All Tier 1 individuals are required by the NCAA to undergo and document seven consecutive negative tests before arriving in Indianapolis where the tournament is being held, the press release said. 

The NCAA is administering daily PCR tests for everyone in Tier 1 throughout the tournament, except for people who’ve had COVID-19 in the past 90 days and those who’ve been vaccinated. Even people who aren’t being tested still must wear masks and physically distance, the press release said. 

Tier 2 includes people who come in close contact with those in Tier 1, which includes athletic department employees and security, the website said. Tier 3 is made up of event staff including housekeeping, catering workers and journalists who don’t come in contact with Tier 1 and Tier 2 individuals as frequently. Spectators aren’t considered a part of the tiers and follow separate guidelines. 

Everyone — except for student-athletes and officials on the playing surface — must wear masks at all times and remain six feet apart from each other, the press release said.

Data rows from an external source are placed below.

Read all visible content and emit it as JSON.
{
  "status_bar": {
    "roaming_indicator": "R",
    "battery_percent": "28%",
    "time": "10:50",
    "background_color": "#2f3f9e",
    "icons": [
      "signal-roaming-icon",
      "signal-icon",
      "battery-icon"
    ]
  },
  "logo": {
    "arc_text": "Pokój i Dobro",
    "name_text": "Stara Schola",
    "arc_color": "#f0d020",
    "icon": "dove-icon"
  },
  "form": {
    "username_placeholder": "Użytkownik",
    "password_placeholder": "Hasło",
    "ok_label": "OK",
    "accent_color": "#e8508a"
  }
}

Only Tier 1 and Tier 2 individuals have access to locker rooms, the athletic training room and court areas, the NCAA website said. Tier 2 individuals can only interact with those in Tier 1 with permission from the university’s health care administrator who’s responsible for managing COVID-19 safety guidelines.  

Up to six family members per Tier 1 participant will be allowed into each venue per game, but they won’t be able to interact with the participants. 

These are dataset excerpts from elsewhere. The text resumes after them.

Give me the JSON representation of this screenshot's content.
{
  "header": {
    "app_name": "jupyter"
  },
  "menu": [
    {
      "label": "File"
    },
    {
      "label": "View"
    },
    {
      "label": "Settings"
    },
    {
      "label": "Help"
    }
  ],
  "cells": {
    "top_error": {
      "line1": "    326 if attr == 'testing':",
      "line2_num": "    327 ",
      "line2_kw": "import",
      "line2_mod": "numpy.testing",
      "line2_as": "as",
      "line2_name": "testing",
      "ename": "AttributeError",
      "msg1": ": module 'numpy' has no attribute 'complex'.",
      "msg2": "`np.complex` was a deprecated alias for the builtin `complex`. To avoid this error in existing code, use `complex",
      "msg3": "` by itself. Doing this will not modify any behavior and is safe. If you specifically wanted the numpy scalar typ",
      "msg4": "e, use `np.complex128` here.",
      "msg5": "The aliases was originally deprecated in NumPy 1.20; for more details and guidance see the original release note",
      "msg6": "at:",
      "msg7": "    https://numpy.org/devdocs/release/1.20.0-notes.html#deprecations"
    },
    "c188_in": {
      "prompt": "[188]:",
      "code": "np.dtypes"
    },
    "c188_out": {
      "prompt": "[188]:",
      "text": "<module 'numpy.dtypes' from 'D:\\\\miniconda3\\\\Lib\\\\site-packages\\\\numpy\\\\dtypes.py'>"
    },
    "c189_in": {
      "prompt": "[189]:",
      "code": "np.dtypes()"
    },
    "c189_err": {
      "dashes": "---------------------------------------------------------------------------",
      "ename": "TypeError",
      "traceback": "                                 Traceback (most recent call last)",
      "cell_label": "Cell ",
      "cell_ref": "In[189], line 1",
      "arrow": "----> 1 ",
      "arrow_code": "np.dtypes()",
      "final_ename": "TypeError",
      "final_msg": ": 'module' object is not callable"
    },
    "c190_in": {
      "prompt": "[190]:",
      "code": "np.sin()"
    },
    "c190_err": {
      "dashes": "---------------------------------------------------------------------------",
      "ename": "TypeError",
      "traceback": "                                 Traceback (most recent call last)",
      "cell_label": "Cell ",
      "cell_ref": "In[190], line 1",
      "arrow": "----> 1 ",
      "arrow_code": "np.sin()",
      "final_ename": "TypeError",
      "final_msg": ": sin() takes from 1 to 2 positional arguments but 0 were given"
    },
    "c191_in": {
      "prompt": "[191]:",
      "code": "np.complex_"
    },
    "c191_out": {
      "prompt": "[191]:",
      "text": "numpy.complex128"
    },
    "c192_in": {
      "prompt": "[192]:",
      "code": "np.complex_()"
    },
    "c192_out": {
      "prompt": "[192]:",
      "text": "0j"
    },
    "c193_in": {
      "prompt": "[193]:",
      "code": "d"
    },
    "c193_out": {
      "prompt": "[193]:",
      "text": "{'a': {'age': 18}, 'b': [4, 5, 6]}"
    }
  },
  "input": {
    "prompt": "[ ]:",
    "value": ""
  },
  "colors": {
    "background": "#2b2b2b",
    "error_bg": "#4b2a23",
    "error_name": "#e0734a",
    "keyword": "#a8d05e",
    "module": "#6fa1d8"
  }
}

The venues where games will be held are allowing limited numbers of fans. The seating is arranged so groups of fans will sit at least six feet apart from each other, according to an NCAA press release. Spectators at NCAA Tournament games will be required to wear face coverings at all times and remain six feet apart from each other, according to the NCAA website

Fans are expected to review the health guidelines specific to the venue they’re watching the game in. The NCAA also asks fans to remain seated to avoid coming in contact with other groups of spectators and avoid interacting with student-athletes, coaches, team personnel and other officials, the website said. 

The Ramblers and the Yellow Jackets are set to tip-off March 19 at 3 p.m. CST at Hinkle Fieldhouse in Indianapolis. The game will be broadcast on TBS. The winner advances to the second round of the NCAA and will play the winner of No. 1-seeded University of Illinois at Urbana-Champaign and No. 16-seeded Drexel University.